The driver would generate multiple virtual tables to represent this single table. The foreign key columns in the virtual tables reference the primary key columns in the real table, and indicate which real table row the virtual table row corresponds to.

The first virtual table is the base table named “ExampleTable” is shown in the following table. The base table contains the same data as the original database table except for the collections, which are omitted from this table and expanded in other virtual tables.

pk_int Value
1 "sample value 1"
3 "sample value 3"

The following tables show the virtual tables that renormalize the data from the List, Map, and StringSet columns. The columns with names that end with “_index” or “_key” indicate the position of the data within the original list or map. The columns with names that end with “_value” contain the expanded data from the collection.

Table “ExampleTable_vt_List”:

pk_int List_index List_value
1 0 1
1 1 2
1 2 3
3 0 100
3 1 101
3 2 102
3 3 103

Table “ExampleTable_vt_Map”:

pk_int Map_key Map_value
1 S1 A
1 S2 b
3 S1 t

Table “ExampleTable_vt_StringSet”:

pk_int StringSet_value
1 A
1 B
1 C
3 A
3 E

Map source to sink columns

To learn about mapping columns in source dataset to columns in sink dataset, see Mapping dataset columns in Azure Data Factory.
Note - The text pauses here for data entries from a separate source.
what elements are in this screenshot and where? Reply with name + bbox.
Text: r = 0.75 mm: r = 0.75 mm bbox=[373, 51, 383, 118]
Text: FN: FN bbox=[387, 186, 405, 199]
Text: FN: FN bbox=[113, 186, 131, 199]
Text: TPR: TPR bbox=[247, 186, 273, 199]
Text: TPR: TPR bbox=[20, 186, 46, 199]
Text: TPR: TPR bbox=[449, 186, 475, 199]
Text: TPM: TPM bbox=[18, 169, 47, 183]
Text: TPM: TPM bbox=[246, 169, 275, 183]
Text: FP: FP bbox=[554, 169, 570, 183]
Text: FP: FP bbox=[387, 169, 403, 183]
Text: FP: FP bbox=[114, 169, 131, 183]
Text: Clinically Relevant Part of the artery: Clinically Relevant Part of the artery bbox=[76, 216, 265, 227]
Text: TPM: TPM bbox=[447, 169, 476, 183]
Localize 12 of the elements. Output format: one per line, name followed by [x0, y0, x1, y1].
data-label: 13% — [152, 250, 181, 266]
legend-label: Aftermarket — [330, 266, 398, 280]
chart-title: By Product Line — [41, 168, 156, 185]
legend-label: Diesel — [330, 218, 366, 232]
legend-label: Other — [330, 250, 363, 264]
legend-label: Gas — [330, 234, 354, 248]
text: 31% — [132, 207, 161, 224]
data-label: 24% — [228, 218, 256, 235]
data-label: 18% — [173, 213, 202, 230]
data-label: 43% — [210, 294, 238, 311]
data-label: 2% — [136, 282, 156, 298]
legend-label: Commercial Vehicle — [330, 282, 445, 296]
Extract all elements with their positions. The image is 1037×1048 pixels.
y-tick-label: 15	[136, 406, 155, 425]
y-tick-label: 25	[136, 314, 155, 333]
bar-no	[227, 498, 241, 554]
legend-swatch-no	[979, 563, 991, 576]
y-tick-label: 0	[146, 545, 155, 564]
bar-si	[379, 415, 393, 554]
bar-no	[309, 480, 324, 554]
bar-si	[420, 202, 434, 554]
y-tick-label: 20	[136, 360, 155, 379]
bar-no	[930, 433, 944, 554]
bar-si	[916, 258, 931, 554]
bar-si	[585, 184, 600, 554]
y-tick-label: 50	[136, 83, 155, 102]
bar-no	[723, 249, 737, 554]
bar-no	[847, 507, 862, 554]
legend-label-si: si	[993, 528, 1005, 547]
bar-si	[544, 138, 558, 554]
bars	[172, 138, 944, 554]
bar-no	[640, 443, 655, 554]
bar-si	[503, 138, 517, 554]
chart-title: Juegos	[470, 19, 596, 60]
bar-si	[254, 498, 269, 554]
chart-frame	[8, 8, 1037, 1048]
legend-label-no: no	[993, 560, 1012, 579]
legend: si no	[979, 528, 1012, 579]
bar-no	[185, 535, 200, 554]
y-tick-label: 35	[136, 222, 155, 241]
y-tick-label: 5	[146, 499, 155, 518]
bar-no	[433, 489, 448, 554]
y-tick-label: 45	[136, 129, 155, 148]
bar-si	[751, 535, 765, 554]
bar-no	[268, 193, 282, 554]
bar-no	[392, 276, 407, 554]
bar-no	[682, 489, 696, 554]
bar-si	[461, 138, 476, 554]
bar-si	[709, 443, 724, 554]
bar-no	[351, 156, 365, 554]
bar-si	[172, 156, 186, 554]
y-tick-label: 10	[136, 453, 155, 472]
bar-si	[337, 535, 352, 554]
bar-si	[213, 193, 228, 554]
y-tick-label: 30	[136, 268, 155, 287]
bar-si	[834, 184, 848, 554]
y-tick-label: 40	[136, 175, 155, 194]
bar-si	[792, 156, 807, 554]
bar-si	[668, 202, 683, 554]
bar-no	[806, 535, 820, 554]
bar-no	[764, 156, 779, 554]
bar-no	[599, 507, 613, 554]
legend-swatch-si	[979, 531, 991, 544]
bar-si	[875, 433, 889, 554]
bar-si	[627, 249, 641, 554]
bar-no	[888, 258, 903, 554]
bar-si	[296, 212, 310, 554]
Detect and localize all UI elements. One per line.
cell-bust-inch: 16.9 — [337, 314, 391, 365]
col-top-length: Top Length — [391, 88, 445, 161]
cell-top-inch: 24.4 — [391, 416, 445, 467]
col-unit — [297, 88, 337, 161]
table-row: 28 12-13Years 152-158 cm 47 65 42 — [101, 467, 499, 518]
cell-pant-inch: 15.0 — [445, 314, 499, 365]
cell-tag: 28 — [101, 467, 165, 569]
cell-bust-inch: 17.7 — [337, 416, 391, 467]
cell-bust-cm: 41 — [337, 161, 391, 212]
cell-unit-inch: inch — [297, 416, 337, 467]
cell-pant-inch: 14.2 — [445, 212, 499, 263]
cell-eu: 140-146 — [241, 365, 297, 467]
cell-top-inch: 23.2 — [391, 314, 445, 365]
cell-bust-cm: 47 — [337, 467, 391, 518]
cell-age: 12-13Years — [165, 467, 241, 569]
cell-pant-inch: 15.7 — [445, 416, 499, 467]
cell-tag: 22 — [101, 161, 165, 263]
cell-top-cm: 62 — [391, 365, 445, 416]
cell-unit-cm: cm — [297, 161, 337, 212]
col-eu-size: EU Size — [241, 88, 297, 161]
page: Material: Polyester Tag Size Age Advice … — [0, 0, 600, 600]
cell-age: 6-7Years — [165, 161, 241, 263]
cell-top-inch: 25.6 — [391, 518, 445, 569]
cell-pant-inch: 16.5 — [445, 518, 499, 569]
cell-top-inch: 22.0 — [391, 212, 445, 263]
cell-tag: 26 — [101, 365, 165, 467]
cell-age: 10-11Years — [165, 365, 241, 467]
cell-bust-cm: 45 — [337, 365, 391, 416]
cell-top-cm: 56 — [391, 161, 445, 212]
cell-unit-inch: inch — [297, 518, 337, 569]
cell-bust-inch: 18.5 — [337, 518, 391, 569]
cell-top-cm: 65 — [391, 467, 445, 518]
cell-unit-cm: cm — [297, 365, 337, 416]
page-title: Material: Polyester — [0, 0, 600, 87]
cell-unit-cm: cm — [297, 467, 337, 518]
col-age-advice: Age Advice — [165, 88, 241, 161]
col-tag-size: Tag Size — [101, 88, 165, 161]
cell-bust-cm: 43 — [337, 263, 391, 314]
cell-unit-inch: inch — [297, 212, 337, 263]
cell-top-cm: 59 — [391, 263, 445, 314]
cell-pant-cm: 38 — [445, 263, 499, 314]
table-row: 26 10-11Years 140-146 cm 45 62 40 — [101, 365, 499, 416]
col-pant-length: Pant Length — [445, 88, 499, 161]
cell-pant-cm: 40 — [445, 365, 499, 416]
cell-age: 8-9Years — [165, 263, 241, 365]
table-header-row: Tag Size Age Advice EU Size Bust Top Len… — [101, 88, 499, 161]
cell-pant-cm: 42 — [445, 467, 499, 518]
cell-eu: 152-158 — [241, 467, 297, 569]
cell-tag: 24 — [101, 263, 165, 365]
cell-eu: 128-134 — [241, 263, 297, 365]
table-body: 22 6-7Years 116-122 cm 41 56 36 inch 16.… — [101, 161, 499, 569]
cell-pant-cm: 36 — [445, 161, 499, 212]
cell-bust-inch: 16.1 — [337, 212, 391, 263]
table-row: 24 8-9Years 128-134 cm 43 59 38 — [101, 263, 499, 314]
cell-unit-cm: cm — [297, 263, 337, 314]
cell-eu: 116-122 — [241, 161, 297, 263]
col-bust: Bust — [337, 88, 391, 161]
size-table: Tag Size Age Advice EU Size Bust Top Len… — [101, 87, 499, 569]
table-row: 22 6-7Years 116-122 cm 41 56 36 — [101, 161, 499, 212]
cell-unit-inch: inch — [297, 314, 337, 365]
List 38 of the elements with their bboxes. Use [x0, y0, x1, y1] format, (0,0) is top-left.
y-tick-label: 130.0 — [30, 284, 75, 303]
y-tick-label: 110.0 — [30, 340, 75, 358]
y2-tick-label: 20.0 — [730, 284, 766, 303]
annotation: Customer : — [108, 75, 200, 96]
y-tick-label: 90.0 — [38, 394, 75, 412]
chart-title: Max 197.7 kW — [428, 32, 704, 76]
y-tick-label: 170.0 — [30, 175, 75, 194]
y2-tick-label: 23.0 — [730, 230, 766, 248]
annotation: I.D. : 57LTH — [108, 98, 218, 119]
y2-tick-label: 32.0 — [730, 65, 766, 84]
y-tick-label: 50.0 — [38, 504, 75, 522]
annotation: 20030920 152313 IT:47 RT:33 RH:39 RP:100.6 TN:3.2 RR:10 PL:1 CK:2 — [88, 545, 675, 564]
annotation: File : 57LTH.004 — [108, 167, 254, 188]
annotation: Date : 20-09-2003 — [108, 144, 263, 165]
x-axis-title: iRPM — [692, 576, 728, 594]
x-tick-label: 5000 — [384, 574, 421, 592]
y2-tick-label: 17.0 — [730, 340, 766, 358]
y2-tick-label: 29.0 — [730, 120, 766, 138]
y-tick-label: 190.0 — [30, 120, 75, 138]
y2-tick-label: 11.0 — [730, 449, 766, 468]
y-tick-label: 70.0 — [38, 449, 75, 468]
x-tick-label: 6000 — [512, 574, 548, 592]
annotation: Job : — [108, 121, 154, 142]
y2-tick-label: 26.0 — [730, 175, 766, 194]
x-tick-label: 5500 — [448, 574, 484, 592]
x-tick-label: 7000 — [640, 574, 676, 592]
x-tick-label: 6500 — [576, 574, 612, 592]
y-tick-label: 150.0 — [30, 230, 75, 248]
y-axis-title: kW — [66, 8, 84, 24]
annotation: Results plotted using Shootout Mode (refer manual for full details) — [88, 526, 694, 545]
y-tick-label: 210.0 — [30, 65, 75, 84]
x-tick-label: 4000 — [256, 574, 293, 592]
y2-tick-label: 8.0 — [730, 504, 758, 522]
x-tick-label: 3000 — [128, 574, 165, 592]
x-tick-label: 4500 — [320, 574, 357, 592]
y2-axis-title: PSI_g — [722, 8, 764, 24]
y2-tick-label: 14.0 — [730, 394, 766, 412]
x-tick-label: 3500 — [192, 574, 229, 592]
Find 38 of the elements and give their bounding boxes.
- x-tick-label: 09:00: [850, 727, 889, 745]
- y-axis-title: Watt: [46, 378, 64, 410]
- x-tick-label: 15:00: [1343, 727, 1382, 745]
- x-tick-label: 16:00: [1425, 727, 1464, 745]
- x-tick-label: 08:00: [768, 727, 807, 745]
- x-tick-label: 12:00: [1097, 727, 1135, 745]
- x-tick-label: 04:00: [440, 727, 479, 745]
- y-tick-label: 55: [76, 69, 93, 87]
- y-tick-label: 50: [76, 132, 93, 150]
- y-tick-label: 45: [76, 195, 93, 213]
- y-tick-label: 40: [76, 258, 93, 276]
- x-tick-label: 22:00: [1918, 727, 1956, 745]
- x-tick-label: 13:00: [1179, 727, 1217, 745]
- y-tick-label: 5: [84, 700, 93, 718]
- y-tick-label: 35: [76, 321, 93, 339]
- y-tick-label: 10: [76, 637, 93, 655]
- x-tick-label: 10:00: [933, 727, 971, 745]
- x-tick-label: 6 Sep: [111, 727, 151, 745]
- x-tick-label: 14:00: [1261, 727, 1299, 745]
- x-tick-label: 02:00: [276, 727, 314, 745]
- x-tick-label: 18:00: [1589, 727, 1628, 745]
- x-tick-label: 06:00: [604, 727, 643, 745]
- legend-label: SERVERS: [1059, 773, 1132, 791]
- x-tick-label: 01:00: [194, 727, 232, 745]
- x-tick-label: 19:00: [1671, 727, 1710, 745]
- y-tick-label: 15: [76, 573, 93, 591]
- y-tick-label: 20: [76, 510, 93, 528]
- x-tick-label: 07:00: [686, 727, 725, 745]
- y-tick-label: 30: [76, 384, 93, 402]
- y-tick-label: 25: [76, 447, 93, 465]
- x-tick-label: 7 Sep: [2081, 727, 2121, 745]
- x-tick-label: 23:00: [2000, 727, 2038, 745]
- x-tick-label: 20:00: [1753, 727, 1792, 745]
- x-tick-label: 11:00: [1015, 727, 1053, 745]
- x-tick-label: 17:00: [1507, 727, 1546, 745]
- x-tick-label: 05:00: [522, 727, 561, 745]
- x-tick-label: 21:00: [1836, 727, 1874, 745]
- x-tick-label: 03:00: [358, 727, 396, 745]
Repeatable read from relational sources

When copying data from relational data stores, keep repeatability in mind to avoid unintended outcomes. In Azure Data Factory, you can rerun a slice manually. You can also configure retry policy for a dataset so that a slice is rerun when a failure occurs. When a slice is rerun in either way, you need to make sure that the same data is read no matter how many times a slice is run. See Repeatable read from relational sources.

Performance and Tuning

See Copy Activity Performance & Tuning Guide to learn about key factors that impact performance of data movement (Copy Activity) in Azure Data Factory and various ways to optimize it.